Many of the congregation had mouthed the words as they were spoken, and murmurs of approval greeted their conclusion.

Ray nodded in acknowledgment. “Gentlemen, we only have to look around us today to see those who are pious, God-fearing, and living a life of decency and morality. But if we turn on the television, or read the poisonous words of the media elite, we see those who mock the word of God… who sneer at those who believe… who degrade the holy institution of matrimony… who wallow in decadence and fornication.

“Believe me, they will soon be cut down by the sickle of Christ, and all the followers of the Antichrist with them. For their day of reckoning is coming soon, as the word of the Lord makes plain.

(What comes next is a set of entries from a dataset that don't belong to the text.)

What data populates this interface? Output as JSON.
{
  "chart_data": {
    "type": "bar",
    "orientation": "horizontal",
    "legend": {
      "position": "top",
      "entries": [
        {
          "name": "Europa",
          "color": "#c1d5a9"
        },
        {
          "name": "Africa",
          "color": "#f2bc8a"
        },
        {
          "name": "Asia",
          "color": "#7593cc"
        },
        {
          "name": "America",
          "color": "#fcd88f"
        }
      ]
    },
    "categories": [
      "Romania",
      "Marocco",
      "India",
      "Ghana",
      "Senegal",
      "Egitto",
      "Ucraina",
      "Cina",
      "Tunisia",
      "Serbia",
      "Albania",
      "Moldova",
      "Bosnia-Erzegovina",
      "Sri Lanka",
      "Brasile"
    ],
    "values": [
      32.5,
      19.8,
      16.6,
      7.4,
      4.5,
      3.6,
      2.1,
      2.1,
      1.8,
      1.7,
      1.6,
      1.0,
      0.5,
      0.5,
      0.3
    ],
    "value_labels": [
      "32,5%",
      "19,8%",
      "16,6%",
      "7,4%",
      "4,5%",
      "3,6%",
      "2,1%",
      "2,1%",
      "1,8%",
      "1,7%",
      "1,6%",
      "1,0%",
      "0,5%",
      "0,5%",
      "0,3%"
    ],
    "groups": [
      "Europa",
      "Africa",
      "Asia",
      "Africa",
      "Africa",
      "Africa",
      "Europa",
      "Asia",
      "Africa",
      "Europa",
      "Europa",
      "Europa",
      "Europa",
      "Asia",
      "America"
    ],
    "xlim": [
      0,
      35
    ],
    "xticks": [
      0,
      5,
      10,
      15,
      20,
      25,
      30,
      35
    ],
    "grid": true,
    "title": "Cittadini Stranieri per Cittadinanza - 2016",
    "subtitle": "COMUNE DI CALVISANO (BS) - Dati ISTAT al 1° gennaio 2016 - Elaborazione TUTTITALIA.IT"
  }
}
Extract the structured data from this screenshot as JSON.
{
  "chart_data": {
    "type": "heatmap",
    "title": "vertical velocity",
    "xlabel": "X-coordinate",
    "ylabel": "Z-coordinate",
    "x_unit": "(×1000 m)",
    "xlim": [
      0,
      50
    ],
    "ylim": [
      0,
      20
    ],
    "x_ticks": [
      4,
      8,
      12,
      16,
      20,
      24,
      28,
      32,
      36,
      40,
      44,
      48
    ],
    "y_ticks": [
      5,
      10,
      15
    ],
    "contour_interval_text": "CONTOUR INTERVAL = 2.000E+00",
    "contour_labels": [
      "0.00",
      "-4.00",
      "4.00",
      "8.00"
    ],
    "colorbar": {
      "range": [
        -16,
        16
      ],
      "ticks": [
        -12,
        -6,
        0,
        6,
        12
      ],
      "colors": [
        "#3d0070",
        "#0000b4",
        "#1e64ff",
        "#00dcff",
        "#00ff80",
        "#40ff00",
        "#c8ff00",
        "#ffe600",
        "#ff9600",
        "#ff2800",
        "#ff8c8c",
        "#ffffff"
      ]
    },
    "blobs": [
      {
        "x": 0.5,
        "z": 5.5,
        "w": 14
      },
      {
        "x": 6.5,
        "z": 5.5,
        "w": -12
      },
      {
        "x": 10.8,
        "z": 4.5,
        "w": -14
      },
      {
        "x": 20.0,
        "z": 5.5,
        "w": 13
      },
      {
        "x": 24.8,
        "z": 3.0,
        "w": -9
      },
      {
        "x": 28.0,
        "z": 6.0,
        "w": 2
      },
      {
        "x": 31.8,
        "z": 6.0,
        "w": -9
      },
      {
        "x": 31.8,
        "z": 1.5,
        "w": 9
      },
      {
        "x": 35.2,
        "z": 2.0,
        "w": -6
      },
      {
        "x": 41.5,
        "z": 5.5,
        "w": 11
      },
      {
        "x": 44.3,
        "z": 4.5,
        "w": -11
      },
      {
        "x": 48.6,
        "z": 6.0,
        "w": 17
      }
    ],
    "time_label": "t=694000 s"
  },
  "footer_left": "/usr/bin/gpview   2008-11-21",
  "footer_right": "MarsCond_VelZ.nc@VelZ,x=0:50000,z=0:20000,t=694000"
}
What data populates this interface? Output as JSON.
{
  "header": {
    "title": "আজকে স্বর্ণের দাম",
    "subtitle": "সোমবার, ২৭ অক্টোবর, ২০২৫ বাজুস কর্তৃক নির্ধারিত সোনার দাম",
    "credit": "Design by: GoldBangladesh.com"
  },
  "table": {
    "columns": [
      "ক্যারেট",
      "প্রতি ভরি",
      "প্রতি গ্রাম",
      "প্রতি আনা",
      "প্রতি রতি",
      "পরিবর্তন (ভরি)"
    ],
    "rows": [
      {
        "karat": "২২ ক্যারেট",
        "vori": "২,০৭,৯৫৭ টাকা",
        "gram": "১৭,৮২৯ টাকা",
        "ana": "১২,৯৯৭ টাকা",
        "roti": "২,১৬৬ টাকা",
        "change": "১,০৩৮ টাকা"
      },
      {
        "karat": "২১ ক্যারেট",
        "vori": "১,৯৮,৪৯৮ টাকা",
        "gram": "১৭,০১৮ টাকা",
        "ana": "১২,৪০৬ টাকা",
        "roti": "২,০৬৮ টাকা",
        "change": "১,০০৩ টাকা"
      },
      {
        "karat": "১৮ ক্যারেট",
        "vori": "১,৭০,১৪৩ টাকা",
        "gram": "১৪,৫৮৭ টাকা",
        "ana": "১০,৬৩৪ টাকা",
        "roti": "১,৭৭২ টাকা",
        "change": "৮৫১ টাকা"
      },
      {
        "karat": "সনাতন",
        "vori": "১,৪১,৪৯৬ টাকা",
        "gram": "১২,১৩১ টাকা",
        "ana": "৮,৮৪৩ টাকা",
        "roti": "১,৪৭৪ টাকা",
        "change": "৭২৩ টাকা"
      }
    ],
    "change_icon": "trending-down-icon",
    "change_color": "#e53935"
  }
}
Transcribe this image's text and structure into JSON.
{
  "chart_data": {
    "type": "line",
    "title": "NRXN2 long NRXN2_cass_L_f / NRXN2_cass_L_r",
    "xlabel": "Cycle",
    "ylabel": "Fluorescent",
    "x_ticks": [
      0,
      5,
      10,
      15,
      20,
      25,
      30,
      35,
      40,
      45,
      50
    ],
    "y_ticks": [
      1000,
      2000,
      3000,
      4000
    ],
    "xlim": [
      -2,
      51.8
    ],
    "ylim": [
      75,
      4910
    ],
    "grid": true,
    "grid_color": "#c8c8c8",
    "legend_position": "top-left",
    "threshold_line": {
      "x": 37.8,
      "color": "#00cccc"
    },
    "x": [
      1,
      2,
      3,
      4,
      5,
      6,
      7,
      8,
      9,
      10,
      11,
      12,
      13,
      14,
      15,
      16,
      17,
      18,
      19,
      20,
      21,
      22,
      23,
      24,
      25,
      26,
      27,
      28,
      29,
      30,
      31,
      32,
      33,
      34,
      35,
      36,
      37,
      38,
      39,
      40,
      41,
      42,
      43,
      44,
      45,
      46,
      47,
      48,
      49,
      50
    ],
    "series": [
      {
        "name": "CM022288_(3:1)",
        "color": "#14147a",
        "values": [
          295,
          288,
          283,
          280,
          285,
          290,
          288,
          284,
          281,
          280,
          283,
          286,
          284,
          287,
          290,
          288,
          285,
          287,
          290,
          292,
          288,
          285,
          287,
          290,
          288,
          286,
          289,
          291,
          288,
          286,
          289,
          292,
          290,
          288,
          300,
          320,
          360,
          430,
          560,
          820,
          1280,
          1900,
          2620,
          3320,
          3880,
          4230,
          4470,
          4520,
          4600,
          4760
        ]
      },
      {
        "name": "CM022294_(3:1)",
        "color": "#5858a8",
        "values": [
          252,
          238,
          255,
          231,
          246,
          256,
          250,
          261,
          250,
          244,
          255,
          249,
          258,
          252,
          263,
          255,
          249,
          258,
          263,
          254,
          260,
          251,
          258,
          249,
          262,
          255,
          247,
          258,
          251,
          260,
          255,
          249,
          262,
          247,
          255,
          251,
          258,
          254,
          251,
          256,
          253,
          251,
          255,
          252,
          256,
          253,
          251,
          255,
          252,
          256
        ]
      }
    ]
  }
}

“Consider the second epistle of Timothy, chapter three: ‘In the last days perilous times shall come. For men shall be lovers of their own selves, covetous, boasters, proud, blasphemers, disobedient to parents, unthankful, unholy, without natural affection… despisers of those that are good… lovers of pleasures more than lovers of God.’

“The Gospel of Matthew, chapter twenty-four, warns that ‘nation shall rise against nation, and kingdom against kingdom… And many false prophets shall rise… iniquity shall abound.’

“Sounds familiar. Sounds like the world today. So now we wait for the final warning that the end is nigh, the arrival upon the earth of Satan himself. Gentlemen, you must be on your guard. For Satan will come soon, and when he does come we must make ready for war.

“We know where that last, great battle will take place, for it is written that ‘he gathered them together into a place called in the Hebrew tongue Armageddon.’

“As you know, this place truly exists. It is the hill of Megiddo, which stands in the land of Israel. And you can visit this place. You can see it with your own eyes.

“But do not be afraid of this great battle. For the Christ who will return in glory is a mighty Christ, a warrior Christ, riding on a white charger, a Christ who will make His enemies tremble. So be joyful that He comes. Be happy that you will be saved. But be prepared for that final conflict between good and evil.

“For He is Christ…

“He brings us rapture…

“And He is on His way!”

As the shouts of “Amen!” rang around him, and the Reverend Ezekiel Ray settled back down in his seat, accepting handshakes and backslaps from the men on either side, Kurt Vermulen clapped politely. He was assessing the room as he’d so often assessed a battlefield, looking for strong points and weaknesses, calculating threats and opportunities, seeking out hidden dangers. Above all, he was considering the men he was about to face. He knew now exactly what his audience wanted to hear. But could he give it to them?

He was about to find out.

14

It was half past six, and Alix was sitting on a bus, three rows behind the housekeeper, as she made her journey home. She would, Alix knew, be carrying her own personal set of keys to virtually every working room in the hotel, as well as a pass card guaranteeing access to every guest room. Chambermaids had pass cards, too, but they were kept on cords tied around their waist so that they could not possibly be dropped or mislaid. Only staff as senior as a housekeeper were entitled to put their keys in a handbag. Somehow Alix had to get inside that bag.

It happened in a neighborhood supermarket. Alix watched as the housekeeper paused by the first aisle, reached into her bag to get her shopping list and left it open as she put on her reading glasses, then ran her finger down the piece of paper, mentally ticking off everything that she had to buy.